金栗四三(中村勘九郎)は国名をJapanではなく、ニッポンと表示すべきと強硬に主張する。日本の本来の呼び名は「ひのもと」である。いつから「ニッポン」と音読みになったのだろうか。NipponよりJapanの方がアルファベットが先であり、早く紹介されるメリットがある。

金栗の主張は何でもかんでも外国に合わせるものではないという守旧派に心地よい主張である。しかし、Japanと呼ばれるのが嫌ならば、日本人がイギリスやスペイン、オランダと呼ぶことも改めなければ相互主義ではない。また、中国人や韓国人の名前を日本語読みすることも改めなければならない。
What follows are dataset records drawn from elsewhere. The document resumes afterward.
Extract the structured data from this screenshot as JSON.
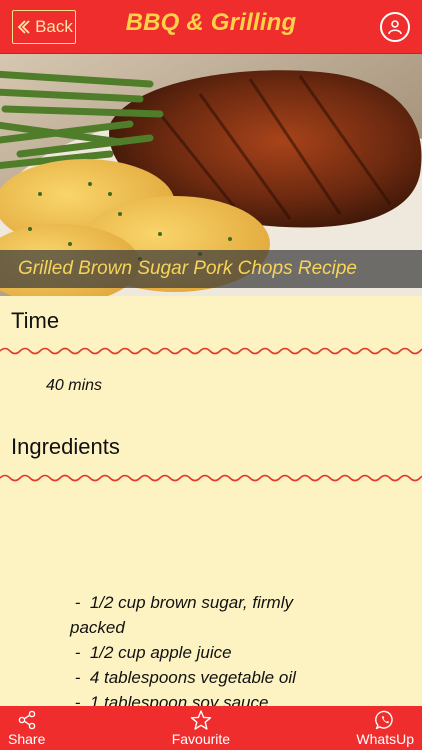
{
  "header": {
    "back_label": "Back",
    "title": "BBQ & Grilling",
    "profile_icon": "profile-icon"
  },
  "hero": {
    "caption": "Grilled Brown Sugar Pork Chops Recipe"
  },
  "sections": {
    "time_heading": "Time",
    "time_value": "40 mins",
    "ingredients_heading": "Ingredients"
  },
  "ingredients": [
    " -  1/2 cup brown sugar, firmly",
    "packed",
    " -  1/2 cup apple juice",
    " -  4 tablespoons vegetable oil",
    " -  1 tablespoon soy sauce"
  ],
  "tabbar": {
    "share_label": "Share",
    "favourite_label": "Favourite",
    "whatsapp_label": "WhatsUp"
  },
  "colors": {
    "header_bg": "#ef2d2d",
    "title": "#fbd24a",
    "content_bg": "#fdf3c2",
    "wave": "#e23a2a"
  }
}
三島弥彦が欝状態の時に出した手紙が3週間後に東京の三島家に届く。三島家は大騒ぎになるが、弥彦の母親は大丈夫と言う。これを息子を知っている母親の自信と見るならば誤りである。3週間の時間差があるために母親の方が結果的に正しく見るが、手紙を出した時は手紙の内容が本心であった。母親は文字が読めない設定のため、欝の手紙の深刻さが分からないだけではないか。あれを大丈夫と言うならば、弥彦は止める止める詐欺の構ってちゃんと思っていることになる。

三島弥彦は、すりきれるまで頑張らず、余力を残して棄権する。オリンピック盛り上げドラマであるが、昭和の精神論根性論やガンバリズムとは一線を画している。